All the Light We Cannot See
This weekend I finished reading one of the most beautiful stories I have ever read. All the Light We Cannot See by Anthony Doerr won the Pulitzer Prize for fiction in 2015, and one need only read a chapter or two to appreciate why.
It tells the story of two youths in vastly different circumstances whose lives are forced to turn down unimaginable new paths during the years of the second world war. Marie-Laure is a blind French girl who flees with her father from Paris to Saint-Malo on the coast after their country is invaded, carrying with them a powerful and dangerous secret. Werner is a brilliant, self-trained radio technician whose natural curiosity and ambition let him escape the German mines he was fated to live and die in, but at what cost? The two paths wind unknowingly together until they collide in one of the most gripping, heart-wrenching and utterly beautiful pieces of fiction I have ever enjoyed.
It's the kind of story an aspiring writer can only dream of penning. The kind of story that you stay up late for, find moments in your day for, and miss once it comes to its end. It's the kind of writing that makes your heart sing and tears come to your eyes as they whizz back and forth across the pages, devouring the story they tell.

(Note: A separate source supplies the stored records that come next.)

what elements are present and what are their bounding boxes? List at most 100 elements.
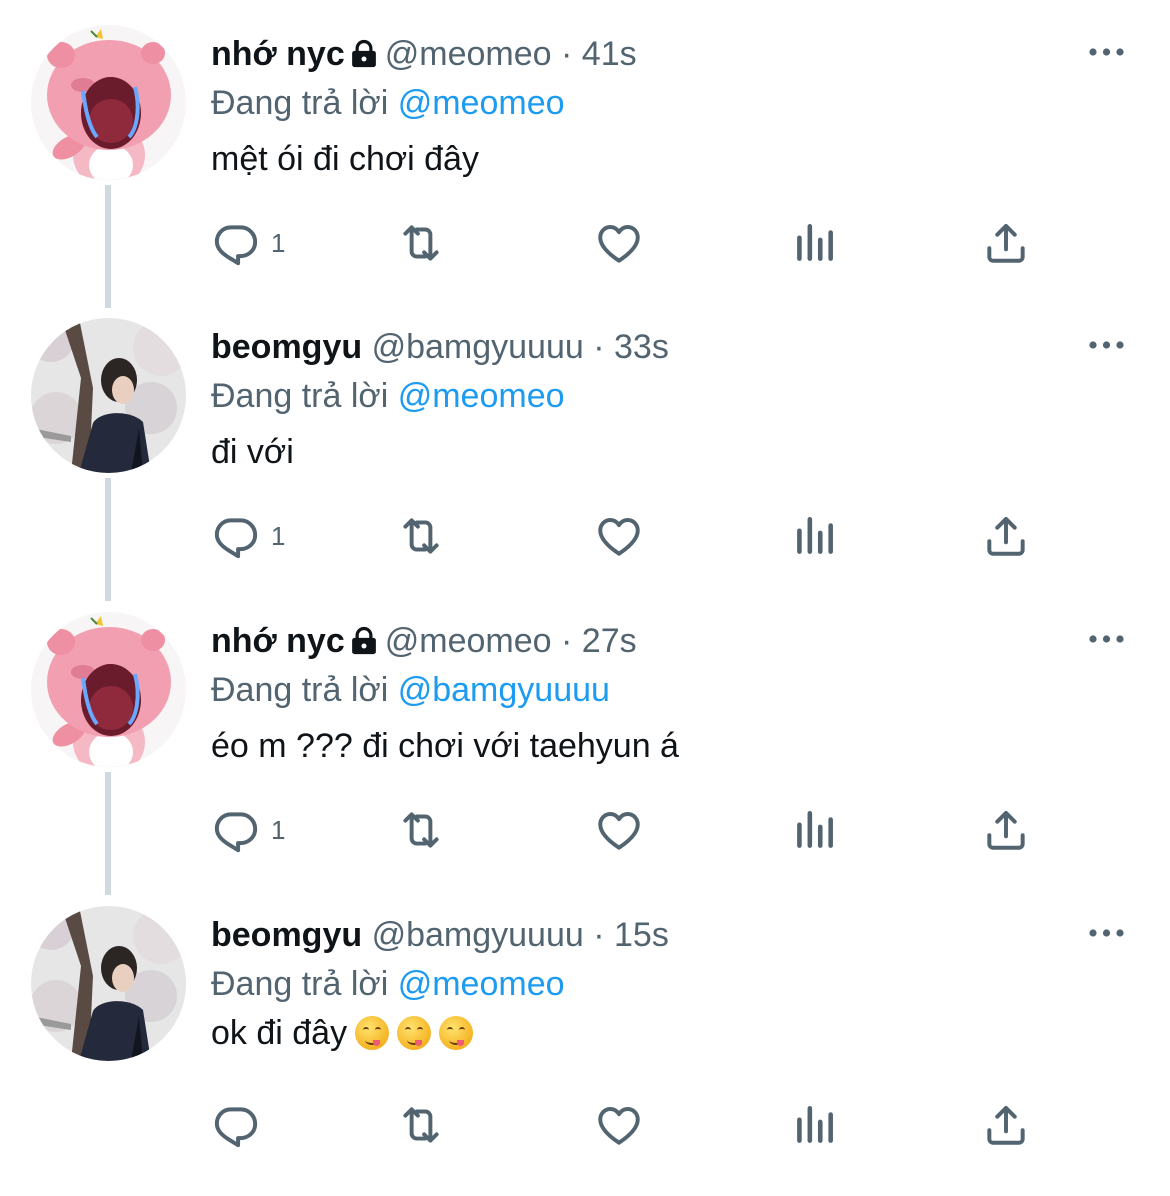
reply-button[interactable]: 1	[211, 805, 285, 855]
display-name[interactable]: beomgyu	[211, 916, 362, 954]
emoji-tongue	[415, 1040, 423, 1046]
user-handle: @bamgyuuuu	[371, 916, 584, 954]
more-button[interactable]	[1088, 45, 1128, 63]
like-button[interactable]	[594, 1100, 644, 1150]
emoji-tongue	[457, 1040, 465, 1046]
reply-icon	[211, 1100, 261, 1150]
action-bar	[211, 1100, 1041, 1150]
replying-mention-link[interactable]: @meomeo	[398, 377, 565, 415]
retweet-icon	[396, 511, 446, 561]
like-icon	[594, 511, 644, 561]
avatar-image	[31, 906, 186, 1061]
separator-dot: ·	[593, 916, 605, 954]
more-button[interactable]	[1088, 926, 1128, 944]
yum-face-emoji	[439, 1016, 474, 1050]
avatar-image	[31, 612, 186, 767]
views-button[interactable]	[789, 1100, 839, 1150]
lock-icon	[349, 38, 379, 78]
views-icon	[789, 511, 839, 561]
share-button[interactable]	[981, 218, 1031, 268]
tweet-text-content: mệt ói đi chơi đây	[211, 140, 479, 178]
tweet: nhớ nyc @meomeo · 27s Đang trả lời @bamgyu…	[0, 612, 1170, 902]
display-name[interactable]: nhớ nyc	[211, 622, 345, 660]
avatar-image	[31, 318, 186, 473]
retweet-icon	[396, 805, 446, 855]
avatar[interactable]	[31, 25, 186, 180]
replying-prefix: Đang trả lời	[211, 377, 389, 415]
replying-prefix: Đang trả lời	[211, 84, 389, 122]
reply-count: 1	[271, 520, 286, 551]
like-button[interactable]	[594, 805, 644, 855]
tweet-header: beomgyu @bamgyuuuu · 33s	[211, 327, 669, 367]
tweet-text-content: ok đi đây	[211, 1014, 348, 1052]
share-button[interactable]	[981, 511, 1031, 561]
replying-mention-link[interactable]: @meomeo	[398, 965, 565, 1003]
timestamp: 27s	[581, 622, 637, 660]
share-icon	[981, 511, 1031, 561]
avatar[interactable]	[31, 318, 186, 473]
replying-mention-link[interactable]: @bamgyuuuu	[398, 671, 610, 709]
thread-line	[105, 478, 111, 601]
tweet-text: mệt ói đi chơi đây	[211, 137, 479, 181]
tweet: beomgyu @bamgyuuuu · 33s Đang trả lời @me…	[0, 318, 1170, 608]
avatar[interactable]	[31, 612, 186, 767]
retweet-button[interactable]	[396, 218, 446, 268]
tweet-text-content: éo m ??? đi chơi với taehyun á	[211, 727, 679, 765]
more-icon	[1088, 927, 1128, 939]
timestamp: 33s	[614, 328, 669, 366]
reply-icon	[211, 218, 261, 268]
views-button[interactable]	[789, 805, 839, 855]
tweet-header: nhớ nyc @meomeo · 27s	[211, 621, 637, 665]
views-button[interactable]	[789, 218, 839, 268]
retweet-button[interactable]	[396, 1100, 446, 1150]
retweet-button[interactable]	[396, 805, 446, 855]
more-button[interactable]	[1088, 338, 1128, 356]
separator-dot: ·	[593, 328, 605, 366]
tweet-text: đi với	[211, 430, 294, 474]
yum-face-emoji	[397, 1016, 432, 1050]
emoji-tongue	[373, 1040, 381, 1046]
reply-button[interactable]: 1	[211, 218, 285, 268]
like-button[interactable]	[594, 511, 644, 561]
views-button[interactable]	[789, 511, 839, 561]
replying-to: Đang trả lời @meomeo	[211, 964, 565, 1004]
more-button[interactable]	[1088, 632, 1128, 650]
views-icon	[789, 218, 839, 268]
lock-icon-glyph	[349, 39, 379, 69]
thread-line	[105, 185, 111, 308]
yum-face-emoji	[355, 1016, 390, 1050]
action-bar: 1	[211, 805, 1041, 855]
tweet: beomgyu @bamgyuuuu · 15s Đang trả lời @me…	[0, 906, 1170, 1196]
retweet-icon	[396, 1100, 446, 1150]
share-button[interactable]	[981, 805, 1031, 855]
retweet-button[interactable]	[396, 511, 446, 561]
replying-to: Đang trả lời @bamgyuuuu	[211, 670, 610, 710]
display-name[interactable]: beomgyu	[211, 328, 362, 366]
reply-count: 1	[271, 814, 286, 845]
views-icon	[789, 805, 839, 855]
reply-button[interactable]	[211, 1100, 261, 1150]
share-button[interactable]	[981, 1100, 1031, 1150]
lock-icon	[349, 625, 379, 665]
avatar-image	[31, 25, 186, 180]
like-icon	[594, 1100, 644, 1150]
like-button[interactable]	[594, 218, 644, 268]
replying-to: Đang trả lời @meomeo	[211, 376, 565, 416]
action-bar: 1	[211, 511, 1041, 561]
avatar[interactable]	[31, 906, 186, 1061]
user-handle: @bamgyuuuu	[371, 328, 584, 366]
reply-count: 1	[271, 227, 286, 258]
user-handle: @meomeo	[384, 35, 552, 73]
display-name[interactable]: nhớ nyc	[211, 35, 345, 73]
replying-prefix: Đang trả lời	[211, 965, 389, 1003]
replying-mention-link[interactable]: @meomeo	[398, 84, 565, 122]
reply-button[interactable]: 1	[211, 511, 285, 561]
replying-to: Đang trả lời @meomeo	[211, 83, 565, 123]
timestamp: 41s	[581, 35, 637, 73]
like-icon	[594, 218, 644, 268]
share-icon	[981, 218, 1031, 268]
separator-dot: ·	[561, 622, 573, 660]
more-icon	[1088, 46, 1128, 58]
replying-prefix: Đang trả lời	[211, 671, 389, 709]
reply-icon	[211, 805, 261, 855]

It's storytelling that blows a door open than many only ever to lightly knock on. But how better to tell you than to show you? Below are just some of the countless beautiful lines readers are blessed with as they consume this story. If this doesn't convince you to add this one to your 'must-read' list, bumping it right to the top, then I can only say I am sorry that this is one joy you will miss out on. (Read it. Just read it.)
"The brain is locked in total darkness, of course, children. It floats in a clear liquid inside the skull, never in the light. And yet the world it constructs in the mind is full of light. It brims with colour and movement. So how, children, does the brain, which lives without even a spark of light, build for us a world full of light?"
"His voice is low and soft, a piece of silk you might keep in your draw and pull out only on special occasions, just to feel it between your fingers."
"Don't you want to be alive before you die?"
"She thinks: they just say words, and what are words but sounds these men shape out of breath, weightless vapours they send into the air of the kitchen to dissipate and die?"
"To men like that, time was a surfeit, a barrel they watched slowly drain. When really, he thinks, it's a glowing puddle you carry in your hands; you should spend all your energy protecting it. Fighting for it. Working so hard not to spill one single drop."
"She loves to ask them about their lives, to wonder what adventures they've had, what lusts, what secret follies they carry in their hearts."